The type argument with option "bbox" is provided because sf objects with >500 vertices will not be accepted by the ALA. In the event you have a large shapefile, using type = "bbox" will at least enable an initial reduction of the data that is downloaded, before finer filtering to the actual shapefile will obtain the desired set of occurrences. Alternatively, one can also perform the "bbox" reduction before passing the shape to galah_geolocate() by using sf::st_bbox().

A common situation for this to occur is when a shapefile with multiple shapes is provided, where we are interested in grouping our results by each shape. Here is a mock workflow using a subset of a shapefile of all 2,184 Brisbane parks.

Let’s say we are interested in knowing which parks in the Brisbane postcode 4075 have the most occurrences of the Scaly-Breasted Lorikeet, Trichoglossus chlorolepidotus, since 2020. We can download the entire shapefile from the above link, and perform our filtering and summarising as follows:

brisbane_parks <- sf::st_read("path/to/Park___Locations.shp") |>
  sf::st_make_valid() |>
  filter(POST_CODE == 4075)
# Convert shapefile to a bounding box
brisbane_parks_bbox <- brisbane_parks |> sf::st_bbox()
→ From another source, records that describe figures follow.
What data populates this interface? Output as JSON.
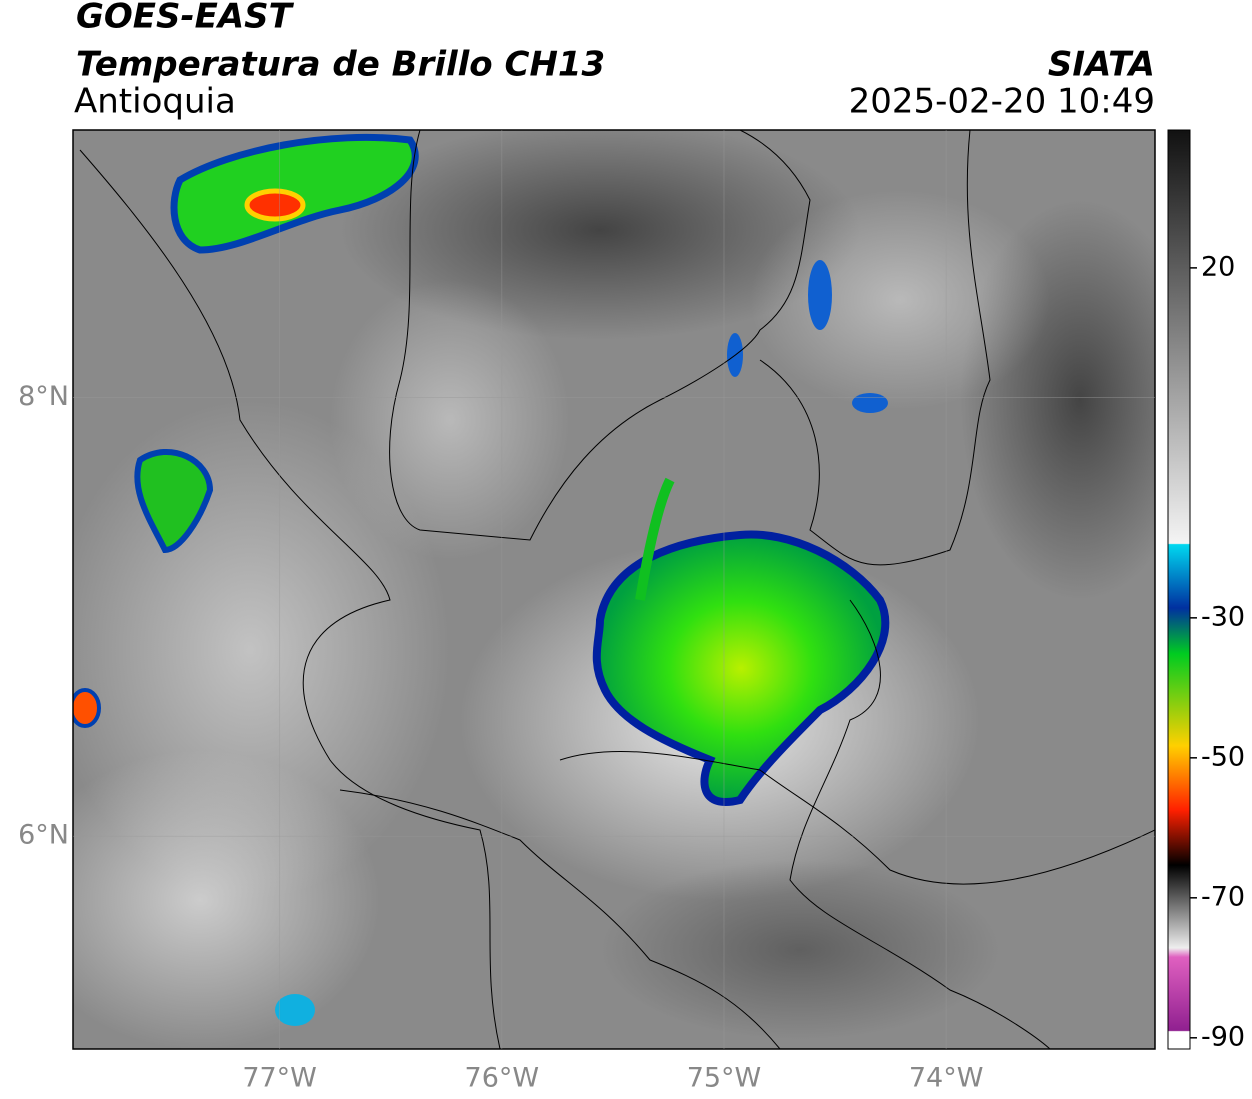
{
  "header": {
    "title": "GOES-EAST",
    "subtitle": "Temperatura de Brillo CH13",
    "region": "Antioquia",
    "source": "SIATA",
    "datetime": "2025-02-20 10:49"
  },
  "map": {
    "xlim": [
      -77.93,
      -73.06
    ],
    "ylim": [
      5.03,
      9.22
    ],
    "xticks": [
      {
        "value": -77,
        "label": "77°W"
      },
      {
        "value": -76,
        "label": "76°W"
      },
      {
        "value": -75,
        "label": "75°W"
      },
      {
        "value": -74,
        "label": "74°W"
      }
    ],
    "yticks": [
      {
        "value": 6,
        "label": "6°N"
      },
      {
        "value": 8,
        "label": "8°N"
      }
    ],
    "grid": true
  },
  "colorbar": {
    "ylim": [
      -91.6,
      39.7
    ],
    "yticks": [
      20,
      -30,
      -50,
      -70,
      -90
    ]
  }
}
# Find all occurrences of Trichoglossus chlorolepidotus in the bounding box in 2022
lorikeet_brisbane <- galah_call() |>
  galah_filter(scientificName == "Trichoglossus chlorolepidotus", 
               year >= 2020) |>
  galah_geolocate(brisbane_parks_bbox, type = "bbox") |>
  atlas_occurrences()
## Data returned for bounding box:
## xmin = 152.96331 xmax = 152.99668 ymin = -27.57737 ymax = -27.51606
## Retrying in 1 seconds.
# Filter records down to only those in the shapefile polygons
lorikeet_brisbane |>
  # Create a point geometry based on the occurrence coordinates
  sf::st_as_sf(coords = c("decimalLongitude", "decimalLatitude"), crs = sf::st_crs(brisbane_parks), remove = FALSE) |>
  # identify which park each occurrence sits in with st_intersects()
  mutate(intersection = sf::st_intersects(geometry, brisbane_parks) |> as.integer(),
         park = ifelse(is.na(intersection), NA, brisbane_parks$PARK_NAME[intersection])) |>
  # Filter out occurrences that did not occur in a park
  filter(!is.na(park)) |>
  # Drop the geometry column
  sf::st_drop_geometry() |>
  # Summarise the top 10 parks for lorikeet sightings in 2022
  group_by(park) |>
  summarise(counts = n()) |>
  arrange(desc(counts)) |>
  head(10)
## # A tibble: 10 × 2
##    park                           counts
##    <chr>                           <int>
##  1 SHERWOOD ARBORETUM                276
##  2 NYUNDARE-BA PARK                  271
##  3 FAULKNER PARK                      51
##  4 STRICKLAND TERRACE PARK            33
##  5 FORT ROAD BUSHLAND                 31
##  6 GRACEVILLE RIVERSIDE PARKLANDS     31
##  7 BENARRAWA RESERVE                  19
##  8 NOSWORTHY PARK                     16
##  9 HORACE WINDOW RESERVE               9
## 10 GRACEVILLE AVENUE PARK              6

Some shapefiles cover large geographic areas with the caveat that even the bounding box doesn’t restrict the number of records to a value that can be downloaded easily. In this case, we recommend more nuances and detailed methods that can be performed using looping techniques. One of our ALA Labs blog posts, Hex maps for species occurrence data, has been written detailing how to approach larger problems such as this.